Face à la diversité des options disponibles, comprendre la réparation des pneus est essentiel pour tout propriétaire de véhicule. Cet article détaille les différentes techniques de réparation, les situations où elles sont applicables et les alternatives disponibles, tout en soulignant l'importance de la sécurité et de l'entretien régulier des pneumatiques.
Introduction
Les pneumatiques sont un élément crucial de la sécurité automobile, formant avec l'amortisseur et les freins le « triangle de sécurité ». Il est donc impératif de contrôler régulièrement leur usure et leur pression. En cas de crevaison, plusieurs solutions existent pour réparer ou remplacer le pneu endommagé.
Types de Crevaisons et Détection
On distingue principalement deux types de crevaison :
- Crevaison lente : Caractérisée par une perte d'air progressive, souvent difficile à détecter sans un système de surveillance de la pression des pneus (TPMS). Un pneu perd naturellement environ 0,1 bar par mois ; une perte plus rapide peut indiquer une crevaison lente.
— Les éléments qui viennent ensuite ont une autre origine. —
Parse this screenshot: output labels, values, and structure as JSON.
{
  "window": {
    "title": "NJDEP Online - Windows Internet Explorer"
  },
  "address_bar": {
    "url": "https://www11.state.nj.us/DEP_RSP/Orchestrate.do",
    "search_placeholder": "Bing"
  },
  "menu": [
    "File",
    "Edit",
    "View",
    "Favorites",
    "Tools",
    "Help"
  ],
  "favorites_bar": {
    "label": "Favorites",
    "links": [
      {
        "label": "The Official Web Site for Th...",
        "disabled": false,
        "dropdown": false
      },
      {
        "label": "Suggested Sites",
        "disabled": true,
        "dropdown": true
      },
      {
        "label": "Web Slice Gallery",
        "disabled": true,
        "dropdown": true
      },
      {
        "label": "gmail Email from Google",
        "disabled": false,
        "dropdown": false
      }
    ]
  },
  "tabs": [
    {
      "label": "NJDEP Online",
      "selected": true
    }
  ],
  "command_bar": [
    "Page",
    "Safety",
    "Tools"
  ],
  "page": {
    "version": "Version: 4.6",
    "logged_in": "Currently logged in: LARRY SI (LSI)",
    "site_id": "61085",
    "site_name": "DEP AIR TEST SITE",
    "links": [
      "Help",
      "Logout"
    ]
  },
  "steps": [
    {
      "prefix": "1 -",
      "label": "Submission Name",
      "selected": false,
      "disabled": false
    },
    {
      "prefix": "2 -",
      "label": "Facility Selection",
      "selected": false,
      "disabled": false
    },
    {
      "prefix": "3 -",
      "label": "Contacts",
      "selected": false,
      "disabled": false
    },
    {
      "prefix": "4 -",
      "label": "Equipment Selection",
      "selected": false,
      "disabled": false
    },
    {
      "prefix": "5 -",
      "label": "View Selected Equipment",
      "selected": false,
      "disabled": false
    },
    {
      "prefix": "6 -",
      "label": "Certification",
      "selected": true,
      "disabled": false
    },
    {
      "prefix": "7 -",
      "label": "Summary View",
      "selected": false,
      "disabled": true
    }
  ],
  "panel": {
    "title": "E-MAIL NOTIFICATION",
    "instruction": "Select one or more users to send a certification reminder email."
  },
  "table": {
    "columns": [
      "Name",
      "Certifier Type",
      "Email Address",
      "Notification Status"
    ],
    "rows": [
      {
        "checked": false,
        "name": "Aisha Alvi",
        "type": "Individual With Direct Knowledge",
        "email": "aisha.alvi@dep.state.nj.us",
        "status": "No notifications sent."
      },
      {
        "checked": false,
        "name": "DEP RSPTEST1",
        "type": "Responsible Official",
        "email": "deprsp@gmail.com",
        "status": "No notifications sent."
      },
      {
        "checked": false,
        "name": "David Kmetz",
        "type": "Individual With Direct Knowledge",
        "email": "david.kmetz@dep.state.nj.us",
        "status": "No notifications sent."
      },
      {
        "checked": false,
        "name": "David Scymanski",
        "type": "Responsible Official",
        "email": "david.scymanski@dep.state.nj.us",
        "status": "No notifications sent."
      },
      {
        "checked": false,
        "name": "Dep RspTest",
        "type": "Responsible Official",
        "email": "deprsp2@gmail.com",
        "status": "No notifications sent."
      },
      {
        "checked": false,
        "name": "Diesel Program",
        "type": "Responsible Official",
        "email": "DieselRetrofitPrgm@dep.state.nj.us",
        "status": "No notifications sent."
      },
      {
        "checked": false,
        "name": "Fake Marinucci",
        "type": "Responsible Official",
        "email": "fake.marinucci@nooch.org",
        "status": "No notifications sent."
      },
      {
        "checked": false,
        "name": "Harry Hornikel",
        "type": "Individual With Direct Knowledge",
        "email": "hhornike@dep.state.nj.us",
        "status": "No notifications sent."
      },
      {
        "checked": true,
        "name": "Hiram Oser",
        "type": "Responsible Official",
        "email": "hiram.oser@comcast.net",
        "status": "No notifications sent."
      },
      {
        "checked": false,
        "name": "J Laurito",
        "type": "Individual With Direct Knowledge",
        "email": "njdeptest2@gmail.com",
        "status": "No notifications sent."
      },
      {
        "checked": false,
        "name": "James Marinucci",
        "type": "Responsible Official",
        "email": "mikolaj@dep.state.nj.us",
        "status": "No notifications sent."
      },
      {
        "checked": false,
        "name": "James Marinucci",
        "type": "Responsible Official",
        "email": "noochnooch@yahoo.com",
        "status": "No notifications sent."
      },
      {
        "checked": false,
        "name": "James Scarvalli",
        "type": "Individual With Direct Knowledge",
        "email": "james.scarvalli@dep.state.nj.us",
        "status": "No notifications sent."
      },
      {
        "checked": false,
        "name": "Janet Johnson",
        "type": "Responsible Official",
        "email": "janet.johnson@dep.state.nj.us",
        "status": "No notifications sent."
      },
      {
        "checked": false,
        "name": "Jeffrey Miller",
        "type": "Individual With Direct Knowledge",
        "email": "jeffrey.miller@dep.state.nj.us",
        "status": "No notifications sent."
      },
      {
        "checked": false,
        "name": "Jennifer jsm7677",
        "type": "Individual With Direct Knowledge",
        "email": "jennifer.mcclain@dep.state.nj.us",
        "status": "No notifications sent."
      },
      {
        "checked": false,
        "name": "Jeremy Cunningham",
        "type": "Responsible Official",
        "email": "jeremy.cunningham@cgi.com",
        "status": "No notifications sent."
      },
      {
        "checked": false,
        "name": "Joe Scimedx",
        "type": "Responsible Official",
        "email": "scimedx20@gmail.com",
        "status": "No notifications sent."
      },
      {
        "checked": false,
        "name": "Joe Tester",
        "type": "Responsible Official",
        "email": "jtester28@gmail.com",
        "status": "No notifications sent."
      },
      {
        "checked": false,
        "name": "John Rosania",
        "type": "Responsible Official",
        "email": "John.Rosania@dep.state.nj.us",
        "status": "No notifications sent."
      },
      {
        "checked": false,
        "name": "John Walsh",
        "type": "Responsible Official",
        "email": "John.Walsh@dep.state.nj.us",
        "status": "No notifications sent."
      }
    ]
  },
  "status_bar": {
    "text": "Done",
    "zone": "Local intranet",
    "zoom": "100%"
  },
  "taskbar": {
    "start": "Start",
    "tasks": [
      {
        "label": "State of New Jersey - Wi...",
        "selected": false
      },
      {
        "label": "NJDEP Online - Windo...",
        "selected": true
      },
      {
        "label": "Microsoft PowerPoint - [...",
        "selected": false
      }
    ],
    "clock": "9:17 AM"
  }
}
- Crevaison rapide : Le pneu se dégonfle immédiatement suite à la perforation de la bande de roulement ou du flanc par un objet tranchant.
Un véhicule équipé d’un TPMS permet de contrôler la bonne pression des pneus ou une éventuelle perte de pression.
En cas de crevaison, le conducteur ressentira des vibrations au niveau du volant et une perte de maniabilité. Si cela se produit, il est impératif de s'arrêter en toute sécurité, d'activer les feux de détresse, de porter un gilet jaune et de positionner le triangle de signalisation pour avertir les autres usagers.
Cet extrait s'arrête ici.